Thousands of protesters have taken to the streets of the southwestern Chinese city of Luzhou after reports a truck driver had been beaten to death by policemen - but state media said the driver died after falling ill.
Pictures and video on China's popular microblogging site Sina Weibo showed a body sprawled out on the ground next to a truck as police held back onlookers.
Reuters was unable to independently verify the photos and calls seeking comment from the Luzhou government in Sichuan province went unanswered.
China's Communist Party has been trying to keep a lid on protests ahead of a meeting in Beijing next month which will usher in a new generation of leaders.
Residents contacted by telephone said they had heard reports that traffic policemen had beaten a truck driver to death after an unspecified dispute.

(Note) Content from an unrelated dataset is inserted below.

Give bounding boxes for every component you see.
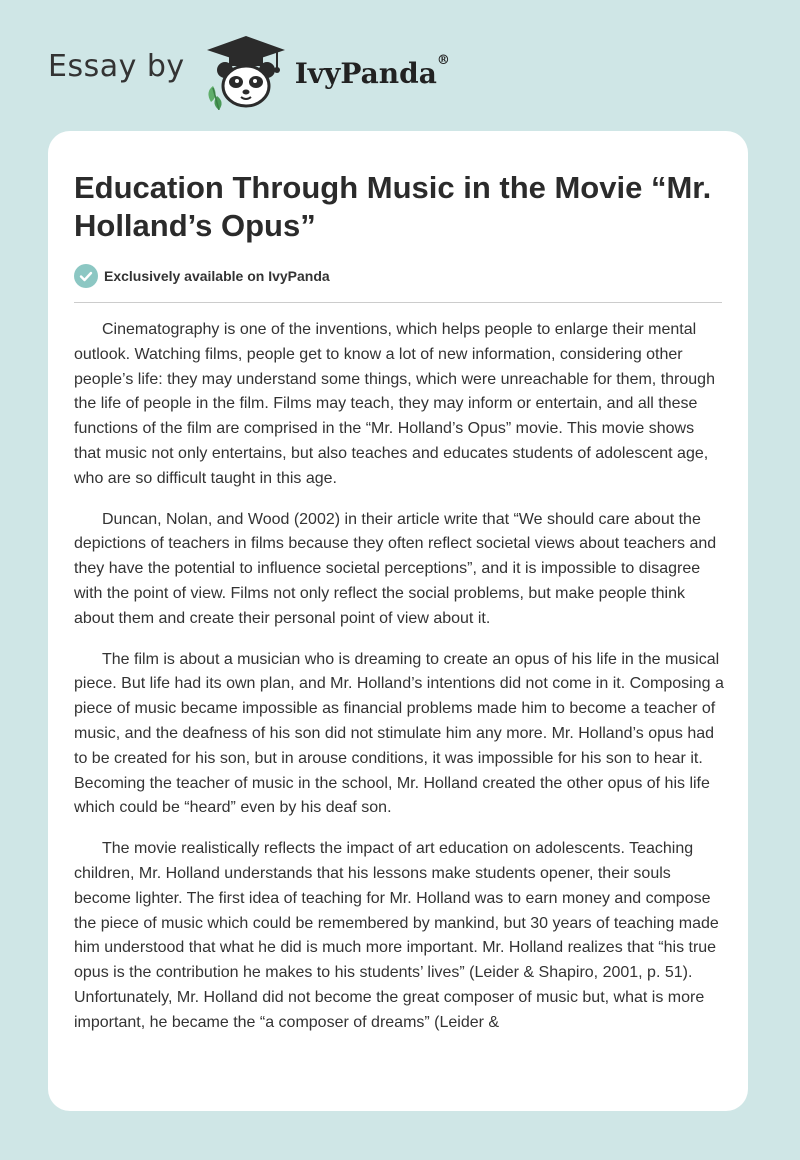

"People are very angry about this and are out on the streets to show their anger," said one resident of the Hongxingcun neighbourhood where the unrest was focused. He did not witness the incident and declined to give his name.
A manager at a local restaurant who gave her family name as Wang added that several thousand people had taken to the streets.
Images posted later in the evening showed overturned police cars, some of which had been set alight. Some Weibo posts said police had used tear gas to disperse the demonstrators.
State media said five police cars had been set on fire and 20 people detained. But it denied the driver had been beaten to death.
The official Xinhua news agency said the driver had "suddenly felt uncomfortable" during a scuffle with police about where to park his truck, and doctors called to the scene were unable to save his life.
"As a result, some people attacked police cars at the site, the report added.
China's ruling Communist Party worries that the tens of thousands of sporadic protests over land grabs, corruption, abuse of power and economic grievances that break out every year could coalesce into a national movement and threaten its control.
China saw almost 90,000 such "mass incidents" of riots, protests, mass petitions and other acts of unrest in 2009, according to a 2011 study by two scholars from Nankai University in north China. Some estimates go even higher.
That is an increase from 2007, when China had over 80,000 mass incidents, according to an earlier report from the Chinese Academy of Social Sciences.
Most protests are either dispersed by security forces, or by officials promising demonstrators their demands will be heeded. None have so far even come close to becoming national movements which could challenge the central government.